Join 1,324 other subscribers

9 Comments

  1. Sue on December 1, 2014 at 1:57 pm

    John Blase – these words (to rend) on a morning like this, oh my. Torn and born, thrown and spun into something of great price. May it be so.

  2. Patricia Hunter on December 1, 2014 at 2:15 pm

    I wake this morning feeling thrown and torn – not how I’ve known the beginnings of Advent past – so these “wrestling” words of yours speak hope to me today. Maybe my heart is actually in the right place this year.
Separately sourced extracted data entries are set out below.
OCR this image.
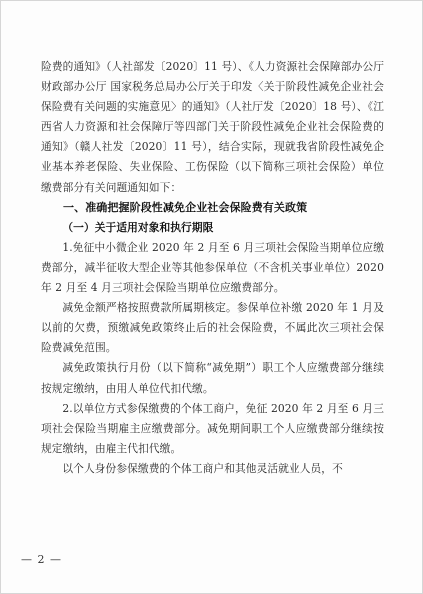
险费的通知》（人社部发〔2020〕11 号）、《人力资源社会保障部办公厅 财政部办公厅 国家税务总局办公厅关于印发〈关于阶段性减免企业社会保险费有关问题的实施意见〉的通知》（人社厅发〔2020〕18 号）、《江西省人力资源和社会保障厅等四部门关于阶段性减免企业社会保险费的通知》（赣人社发〔2020〕11 号），结合实际，现就我省阶段性减免企业基本养老保险、失业保险、工伤保险（以下简称三项社会保险）单位缴费部分有关问题通知如下：

一、准确把握阶段性减免企业社会保险费有关政策

（一）关于适用对象和执行期限

1.免征中小微企业 2020 年 2 月至 6 月三项社会保险当期单位应缴费部分，减半征收大型企业等其他参保单位（不含机关事业单位）2020 年 2 月至 4 月三项社会保险当期单位应缴费部分。

减免金额严格按照费款所属期核定。参保单位补缴 2020 年 1 月及以前的欠费，预缴减免政策终止后的社会保险费，不属此次三项社会保险费减免范围。

减免政策执行月份（以下简称“减免期”）职工个人应缴费部分继续按规定缴纳，由用人单位代扣代缴。

2.以单位方式参保缴费的个体工商户，免征 2020 年 2 月至 6 月三项社会保险当期雇主应缴费部分。减免期间职工个人应缴费部分继续按规定缴纳，由雇主代扣代缴。

以个人身份参保缴费的个体工商户和其他灵活就业人员，不

— 2 —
Thank you.

  3. Christie on December 1, 2014 at 2:49 pm

    I’ve lived enough Advent seasons that I always begin a new one more than a little afraid. I think it’s the good kind of afraid, but it still hurts. Grateful for the wisdom in your words.

  4. legomai1 on December 1, 2014 at 3:04 pm

    terrible, beautiful comfort…

  5. Winn Collier on December 1, 2014 at 3:14 pm

    “bit by bit,” that rings true right now

  6. jodyo70 on December 1, 2014 at 6:14 pm

    I have been skirting the observance of Advent as it is not part of my evangelical liturgy, so I’m reading from the sidelines. Nonetheless I am so very intrigued with the power of the words selected here (and at Kelly’s). Such amazing different perspectives on what it means that God would come down.
    The fact that Jesus was born to die has been sitting in my brain the last couple of days, and the fact that he came to make us holy…..
    “how much it
    costs to be thrown on
    your wheel and spun
    into something of
    great price.”
    Thrown and spun…..I guess that’s what life is these days.
    So well said, John.

  7. Jewels on December 1, 2014 at 8:34 pm

    No words. Thank you for yours.

  8. Kelly Hausknecht Chripczuk on December 2, 2014 at 1:35 am

    That was what captured me as well, the power of Isaiah’s imagery. I kept trying to write a poem about this passage, but couldn’t find it. The tearing though (NRSV) made me think of Mary as well. And there seems to be something in the way it starts with rending and ends with a statement of unification – as if the prophet/poet is saying, rend what must be rent, but in the end don’t let us be separated from You (we are all your people).
    When I was in the final stages of delivering one of my children, the nurse gave a hearty shout, “Let ‘er rip!” without realizing what she was saying – I guess that’s how Advent begins as well.

  9. pastordt on December 2, 2014 at 7:41 pm

    wonderful musing, John. and with two of my all-time other faves, Kelly and Winn??? Wowza. Thank you all.